I’m not sure why this is. It may be because we jumped off the fertility treatment merry-go-round the minute it looked like things were getting tough. It may be because I got pregnant pretty easily, and didn’t “feel” infertile, even though I couldn’t sustain the pregnancy. It may be because you can’t swing a used pregnancy test stick in this town without hitting someone experiencing one type of fertility issue or another–mid-life’s grand infertility pageant, right here. It may be because so many of our friends who did get pregnant suffered so many frightening complications, that just as they were eyeing the expense and hassle of our adoption preparations and thinking, “Wow, I’m glad this last IVF worked or we’d be in their shoes,” we were looking on in horror at their bed rest orders and hospitalizations and NICU stays and telling each other,”Wow, I’m really glad we’re adopting!”

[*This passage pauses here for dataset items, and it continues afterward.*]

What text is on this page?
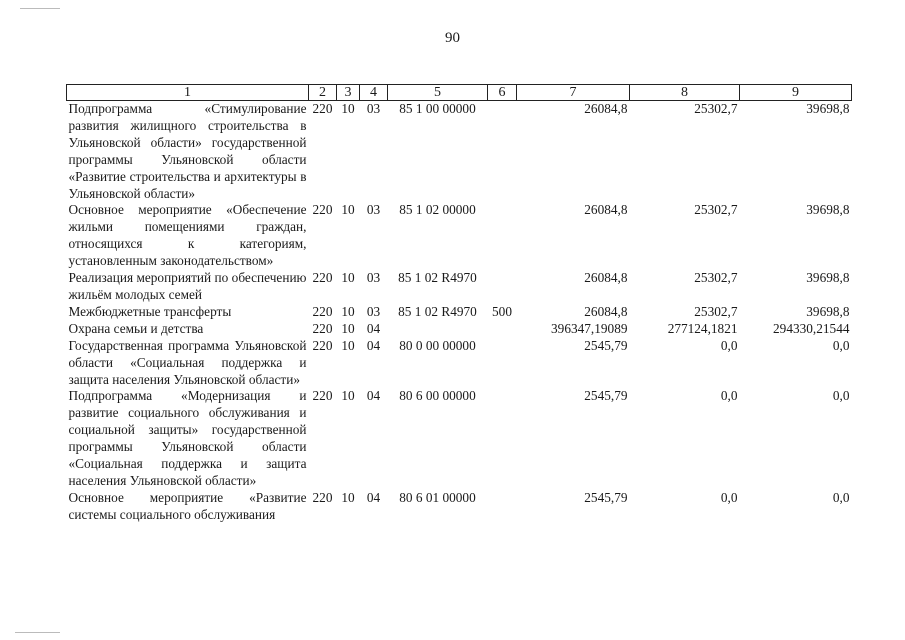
90
1	2	3	4	5	6	7	8	9
Подпрограмма «Стимулирование развития жилищного строительства в Ульяновской области» государственной программы Ульяновской области «Развитие строительства и архитектуры в Ульяновской области»	220	10	03	85 1 00 00000		26084,8	25302,7	39698,8
Основное мероприятие «Обеспечение жильми помещениями граждан, относящихся к категориям, установленным законодательством»	220	10	03	85 1 02 00000		26084,8	25302,7	39698,8
Реализация мероприятий по обеспечению жильём молодых семей	220	10	03	85 1 02 R4970		26084,8	25302,7	39698,8
Межбюджетные трансферты	220	10	03	85 1 02 R4970	500	26084,8	25302,7	39698,8
Охрана семьи и детства	220	10	04			396347,19089	277124,1821	294330,21544
Государственная программа Ульяновской области «Социальная поддержка и защита населения Ульяновской области»	220	10	04	80 0 00 00000		2545,79	0,0	0,0
Подпрограмма «Модернизация и развитие социального обслуживания и социальной защиты» государственной программы Ульяновской области «Социальная поддержка и защита населения Ульяновской области»	220	10	04	80 6 00 00000		2545,79	0,0	0,0
Основное мероприятие «Развитие системы социального обслуживания	220	10	04	80 6 01 00000		2545,79	0,0	0,0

As I read the new comments on getupgrrl’s follow-up, though, especially Tira’s post about needing to be there for your friends, I remembered a baptism party about two years ago where I felt like the bad fairy at Aurora’s christening. It wasn’t that I was upset about my friend’s successful pregnancy, but I felt that my own bad luck and unhappiness was almost palpable, poisoning the goodwill of the assembly and cursing the baby in question to a Sleeping Beauty fate. “You will prick your finger on a spindle and suffer unexplained recurrent miscarriage until you suddenly wake up and discover you are almost too old to adopt!” It was not a pretty feeling.

It’s wonderful when you can really, fully celebrate with an expectant mother, and the shower host facilitates that by providing delicious food and lots of alcohol and does not insist on making a hat out of the bows and a paper plate. Congratulations to our friends who are awaiting the birth of their child. The dogs can’t wait to have another playmate.